Faiblesse des taux longs : le rôle des banques centrales

par Marie-Pierre Ripert, économiste chez Natixis

En général, lorsque l’on souhaite prévoir l’évolution des taux longs, on s’intéresse aux déterminants traditionnels suivants :

– La croissance potentielle de l’économie et les perspectives de croissance qui déterminent en théorie le niveau des taux d’intérêt réels, avec une corrélation positive.

– L’inflation anticipée qui influence l’évolution des primes « inflation » contenues dans les taux longs ; là encore plus l’inflation anticipée est élevée, plus la prime de risque demandée à travers les taux longs est importante.

– La politique monétaire des banques centrales avec la fixation des taux directeurs (évidemment dépendante des deux éléments précédents), les taux longs étant en théorie la résultante des anticipations de taux courts.

– Le niveau des déficits publics pour appréhender l’importance de l’offre de titres. Lorsque le déficit public augmente, l’Etat émet plus d’obligations pour se financer impliquant une hausse de l’offre de papiers. Toute chose égale par ailleurs, cela a un effet haussier sur les taux des obligations.

– La liquidité mondiale, surtout au cours des dernières années, avec sa très forte progression1 .

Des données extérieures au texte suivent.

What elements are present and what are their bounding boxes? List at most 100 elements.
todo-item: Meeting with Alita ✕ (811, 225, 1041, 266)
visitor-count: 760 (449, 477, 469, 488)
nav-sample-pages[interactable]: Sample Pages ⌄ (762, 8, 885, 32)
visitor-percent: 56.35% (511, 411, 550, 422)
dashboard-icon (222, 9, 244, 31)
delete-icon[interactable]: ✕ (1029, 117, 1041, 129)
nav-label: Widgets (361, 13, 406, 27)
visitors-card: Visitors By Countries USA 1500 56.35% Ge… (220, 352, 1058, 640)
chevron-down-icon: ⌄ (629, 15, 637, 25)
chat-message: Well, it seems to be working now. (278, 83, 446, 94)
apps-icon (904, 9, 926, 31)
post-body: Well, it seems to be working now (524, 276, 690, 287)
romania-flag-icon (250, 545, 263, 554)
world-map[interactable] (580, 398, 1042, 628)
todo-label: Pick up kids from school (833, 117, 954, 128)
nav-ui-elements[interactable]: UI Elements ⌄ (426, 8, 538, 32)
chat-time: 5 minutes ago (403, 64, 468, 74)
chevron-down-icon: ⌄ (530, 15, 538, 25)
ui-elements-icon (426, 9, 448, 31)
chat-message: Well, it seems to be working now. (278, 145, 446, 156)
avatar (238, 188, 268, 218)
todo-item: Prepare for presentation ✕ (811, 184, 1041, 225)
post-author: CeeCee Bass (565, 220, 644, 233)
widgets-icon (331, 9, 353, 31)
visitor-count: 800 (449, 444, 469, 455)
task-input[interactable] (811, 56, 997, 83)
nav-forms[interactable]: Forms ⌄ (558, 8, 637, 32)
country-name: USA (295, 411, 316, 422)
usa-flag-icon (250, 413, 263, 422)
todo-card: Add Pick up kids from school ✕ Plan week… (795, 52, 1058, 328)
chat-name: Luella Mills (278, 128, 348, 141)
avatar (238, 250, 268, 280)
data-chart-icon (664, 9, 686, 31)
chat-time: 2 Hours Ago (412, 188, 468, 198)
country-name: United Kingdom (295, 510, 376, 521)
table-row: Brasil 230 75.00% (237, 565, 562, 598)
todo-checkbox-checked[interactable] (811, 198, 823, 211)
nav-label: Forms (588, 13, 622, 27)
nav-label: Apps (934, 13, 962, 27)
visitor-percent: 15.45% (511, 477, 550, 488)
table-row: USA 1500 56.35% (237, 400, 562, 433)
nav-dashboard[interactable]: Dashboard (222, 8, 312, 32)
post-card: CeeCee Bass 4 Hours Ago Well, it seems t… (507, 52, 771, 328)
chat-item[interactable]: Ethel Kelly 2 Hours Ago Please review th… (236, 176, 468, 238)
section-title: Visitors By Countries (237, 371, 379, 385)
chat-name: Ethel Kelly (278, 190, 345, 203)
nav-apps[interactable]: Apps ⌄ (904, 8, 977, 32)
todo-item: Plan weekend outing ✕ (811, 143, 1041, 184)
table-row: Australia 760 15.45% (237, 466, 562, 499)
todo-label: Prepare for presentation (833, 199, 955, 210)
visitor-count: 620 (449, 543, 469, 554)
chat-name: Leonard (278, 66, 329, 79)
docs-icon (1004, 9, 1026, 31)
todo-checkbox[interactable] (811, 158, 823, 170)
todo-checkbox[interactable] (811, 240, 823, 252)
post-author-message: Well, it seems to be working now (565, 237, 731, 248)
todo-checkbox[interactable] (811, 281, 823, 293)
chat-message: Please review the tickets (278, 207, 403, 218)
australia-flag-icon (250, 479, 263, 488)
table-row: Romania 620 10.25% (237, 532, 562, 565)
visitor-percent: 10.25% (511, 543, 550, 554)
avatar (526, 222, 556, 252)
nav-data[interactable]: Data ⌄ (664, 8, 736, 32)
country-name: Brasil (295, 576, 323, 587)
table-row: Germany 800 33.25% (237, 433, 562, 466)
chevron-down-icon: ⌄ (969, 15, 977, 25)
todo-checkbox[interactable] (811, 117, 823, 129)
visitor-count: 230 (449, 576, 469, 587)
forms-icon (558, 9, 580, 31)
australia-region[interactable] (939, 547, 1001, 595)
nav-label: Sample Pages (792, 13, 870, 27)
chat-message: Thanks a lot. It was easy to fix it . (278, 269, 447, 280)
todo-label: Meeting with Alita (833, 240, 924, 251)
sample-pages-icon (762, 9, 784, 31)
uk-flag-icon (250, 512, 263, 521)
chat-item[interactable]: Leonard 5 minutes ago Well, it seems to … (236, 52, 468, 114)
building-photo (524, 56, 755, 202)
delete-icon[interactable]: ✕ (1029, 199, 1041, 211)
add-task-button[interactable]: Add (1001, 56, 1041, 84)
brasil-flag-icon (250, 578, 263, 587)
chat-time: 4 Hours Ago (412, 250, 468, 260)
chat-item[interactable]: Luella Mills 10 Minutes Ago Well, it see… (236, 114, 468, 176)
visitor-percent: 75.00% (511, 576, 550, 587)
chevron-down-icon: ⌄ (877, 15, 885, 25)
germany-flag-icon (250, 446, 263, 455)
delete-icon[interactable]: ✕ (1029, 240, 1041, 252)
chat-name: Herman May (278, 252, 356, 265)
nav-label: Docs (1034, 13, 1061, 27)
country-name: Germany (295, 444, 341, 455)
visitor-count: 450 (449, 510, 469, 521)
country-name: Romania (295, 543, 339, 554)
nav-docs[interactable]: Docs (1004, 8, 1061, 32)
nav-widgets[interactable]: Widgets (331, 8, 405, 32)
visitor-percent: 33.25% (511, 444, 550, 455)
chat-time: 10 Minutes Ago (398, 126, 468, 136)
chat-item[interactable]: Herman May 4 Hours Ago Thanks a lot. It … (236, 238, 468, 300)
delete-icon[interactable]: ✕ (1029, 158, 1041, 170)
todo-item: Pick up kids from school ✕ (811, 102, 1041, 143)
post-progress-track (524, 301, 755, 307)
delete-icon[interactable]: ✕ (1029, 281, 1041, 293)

– Le niveau d’aversion pour le risque qui guide les choix de portefeuille ; une hausse de celle-ci provoque des mouvements de fuite vers la qualité favorisant les obligations souveraines considérées sans risque ; ce facteur ne joue plus dans le même sens dans un certain nombre de pays qui sont désormais considérés comme risqués par les investisseurs, leurs titres souverains ayant perdu leur statut d’actif sans risque.

Si tous ces facteurs ont encore leur importance dans la formation des taux longs, l’action des banques centrales qui consiste à mener des politiques quantitatives (QE) et à acheter des titres obligataires souverains provoque des changements dans la formation des prix des titres obligataires et modifie sensiblement la façon d’appréhender l’évolution des taux longs. Ainsi, aujourd’hui, dans un certain nombre de pays, le Japon, les Etats-Unis et le Royaume-Uni, l’évolution des taux longs est en grande partie déterminée par les politiques non conventionnelles des banques centrales. N’ayant plus de marges de manœuvre sur les taux courts puisque ceux-ci se situent déjà à des niveaux quasiment nuls, les banques centrales essaient de rendre les conditions monétaires plus accommodantes en agissant sur la partie longue de la courbe. Maintenir les taux d’intérêt longs à un niveau faible devient donc un objectif affiché des banques centrales. Elles espèrent maintenir les taux de financement à l’économie à un faible niveau pour soutenir la croissance.

Ainsi, pour prévoir aujourd’hui l’évolution des taux longs, il faut anticiper les actions non conventionnelles des banques centrales. La Banque du Japon mène une politique quantitative depuis déjà longtemps et va vraisemblablement continuer. La Réserve Fédérale américaine avait mis en place avec le QE2, un programme d’achats de titres du Trésor de grande ampleur (au total 900Md$), et tente de piloter les taux longs avec « l’opération twist », qui consiste à modifier la structure de son bilan (ventes de titres courts pour acheter des titres longs). D’après ses dernières Minutes, un QE3 n’est pas exclu (probablement pas avant le S2-12), la Fed pourrait encore soutenir son économie en pilotant les taux longs. Le Royaume-Uni continue d’acheter des titres publics (325Md£ au total). La Banque Centrale Européenne reste en retrait, la monétisation des dettes publiques étant interdite par « le Traité ». Pour autant, elle a quand même acheté pour 219Md€ de titres publics des pays attaqués (Grèce, Irlande, Portugal, Espagne, Italie), tentant de réduire leurs primes de risque. Elle va également continuer de fournir des liquidités de façon illimitée à 3 ans aux banques, liquidités qui pourraient servir à l’achat de titres souverains nationaux (« home bias »).

Au total, il nous semble que les taux longs des grands pays développés devraient rester à un bas niveau pendant encore assez longtemps, tant que les banques centrales considèreront qu’il est nécessaire qu’elles interviennent pour soutenir une croissance jugée trop faible, ce qui risque de rester le cas en 2012.

NOTES

  1. Rappelons qu’en 2005, Alan Greenspan, président de la Fed à l’époque, avait qualifié de « conundrum » le fait que les taux longs baissent pendant le cycle de resserrement monétaire. Les déterminants traditionnels des taux longs n’arrivaient pas à expliquer la faiblesse de ces derniers. La prise en compte des achats de titres du Trésor américains par les pays asiatiques et producteurs de pétrole permettait d’expliquer une partie de l’énigme, la baisse de la prime de terme (liée à la baisse de l’incertitude et de la volatilité) étant considérée comme le principal facteur (Cf. Backus et Wright, 2007).